Pour disposer de ses billets de banque auprès des populations, la Banque Centrale de ces pays africains saura, comme toute autre Banque centrale responsable et compétente, trouver les ressources et le cadre de collaboration appropriés pour disposer de la quantité de monnaie locale désirée en toute autonomie, à un moyen coût raisonnable. Cette collaboration fondée sur la recherche d’intérêts réciproques bien compris ne saurait être confondue à une pratique d’asservissement d’une des deux parties contractantes en faveur de l’autre.

Le système économique national utilisant plusieurs monnaies est une réalité scientifique et historique offrant des résultats concrets et qu’aucune théorie respectable ne peut ignorer. C’est pourquoi, l’idée de monnaie unique dans l’économie, défendue en Europe, cache encore beaucoup de mystères faussement attribués à la monnaie par l’incapacité de la théorie sous-jacente de discerner les propriétés de la monnaie et par conséquent d’être en mesure de distinguer une pratique interdite d’une pratique autorisée.

Ainsi, nous allons examiner les possibilités qu’offre pour ces pays africains une politique monétaire efficace, notamment pour faire face à un déficit extérieur chronique.

La dévaluation qui constitue une diminution de la valeur de l’étalon, en ce qui concerne le (CA), est en réalité une fausse idée car nous constatons clairement que cette monnaie (CA), outre  un rôle d’unité de compte dans la tenue des comptabilités, ne joue physiquement aucun autre rôle économique concret qui lui soit spécifique. Donc, ce n’est pas en le visant spécifiquement par une mesure quelconque que l’on pourrait provoquer une influence quelconque sur l’environnement économique.

De plus, le CA est pris comme étant égal en permanence au $ US, monnaie, qui, elle-même, n’a pas de valeur de référence déclarée. Par conséquent, il serait illusoire de vouloir un jour changer également une valeur de référence de cette monnaie pour la simple raison qu’elle n’en possède pas pour être dévaluée ou réévaluée.

Cependant, présentant une valeur d’échange avec les autres étalons étrangers sur les marchés internationaux, cette monnaie, le $ US, peut être dépréciée ou appréciée sur les marchés de change selon les performances relatives des économies des grands pays entre eux ou selon les humeurs déclenchées par leurs responsables politiques.

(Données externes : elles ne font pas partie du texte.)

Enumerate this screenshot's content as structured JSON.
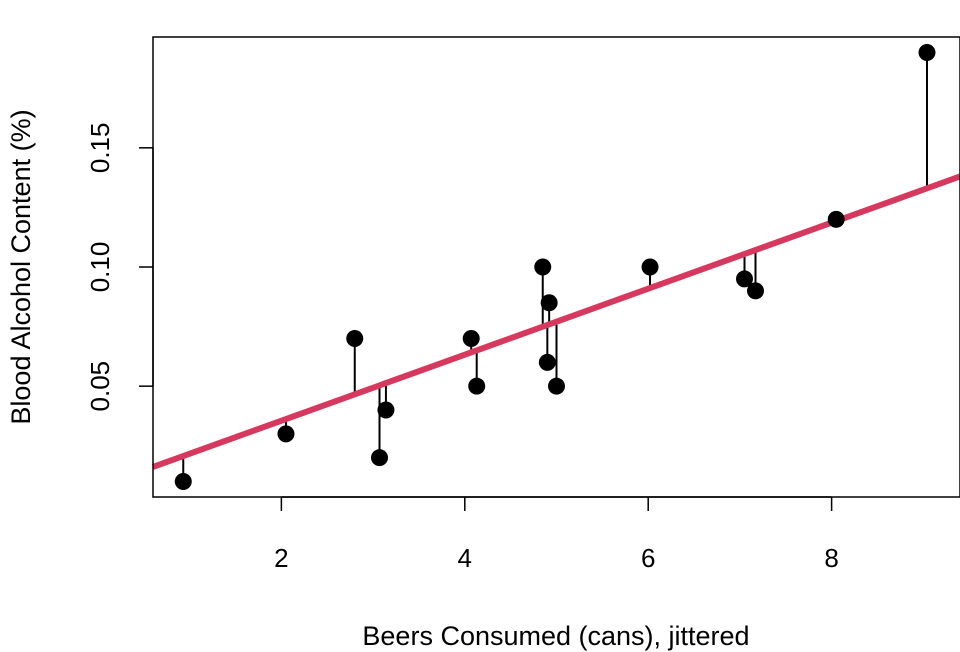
{
  "chart_data": {
    "type": "scatter",
    "title": "",
    "xlabel": "Beers Consumed (cans), jittered",
    "ylabel": "Blood Alcohol Content (%)",
    "xlim": [
      0.6,
      9.4
    ],
    "ylim": [
      0.0035,
      0.1965
    ],
    "x_ticks": [
      2,
      4,
      6,
      8
    ],
    "x_tick_labels": [
      "2",
      "4",
      "6",
      "8"
    ],
    "y_ticks": [
      0.05,
      0.1,
      0.15
    ],
    "y_tick_labels": [
      "0.05",
      "0.10",
      "0.15"
    ],
    "grid": false,
    "legend": "none",
    "points": [
      {
        "x": 0.93,
        "y": 0.01
      },
      {
        "x": 2.05,
        "y": 0.03
      },
      {
        "x": 2.8,
        "y": 0.07
      },
      {
        "x": 3.07,
        "y": 0.02
      },
      {
        "x": 3.14,
        "y": 0.04
      },
      {
        "x": 4.07,
        "y": 0.07
      },
      {
        "x": 4.13,
        "y": 0.05
      },
      {
        "x": 4.85,
        "y": 0.1
      },
      {
        "x": 4.9,
        "y": 0.06
      },
      {
        "x": 4.92,
        "y": 0.085
      },
      {
        "x": 5.0,
        "y": 0.05
      },
      {
        "x": 6.02,
        "y": 0.1
      },
      {
        "x": 7.05,
        "y": 0.095
      },
      {
        "x": 7.17,
        "y": 0.09
      },
      {
        "x": 8.05,
        "y": 0.12
      },
      {
        "x": 9.04,
        "y": 0.19
      }
    ],
    "fit_line": {
      "intercept": 0.0078,
      "slope": 0.01385
    },
    "residual_segments": true,
    "colors": {
      "points": "#000000",
      "fit_line": "#D7385E",
      "residuals": "#000000"
    }
  }
}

Par conséquent, toute idée de dévaluation du CA est à éviter totalement, car ne répondant à aucune réalité économique en dehors de quelque satisfaction morale de la part de penseurs qui auront le sentiment d’avoir tout simplement écoutés et suivis lorsqu’ils ont proposé cette mesure de dévaluation. Cependant, ces penseurs, dans l’ignorance de ce qui constitue la valeur elle-même, ne savent pas qu’ils auront été effectivement conduits à vouloir dévaluer quelque chose qui n’en a pas besoin.

En effet, depuis le 15 aout 1971, suite à la décision américaine de suspendre toute référence à l’or dans la définition du dollar, sans en proposer d’autre, toutes les grandes monnaies sont restées comme suspendues ou définies en un dollar, qui, lui, ne repose désormais sur aucune base concrète, plaçant le système monétaire mondial dans un flottement généralisé.[1]

Cependant, face à une détérioration de la compétitivité des pays utilisateurs de cette monnaie commune, le CA, et à un déficit extérieur structurel, que pourrait-on proposer comme politique de sortie de crise à ces pays africains ?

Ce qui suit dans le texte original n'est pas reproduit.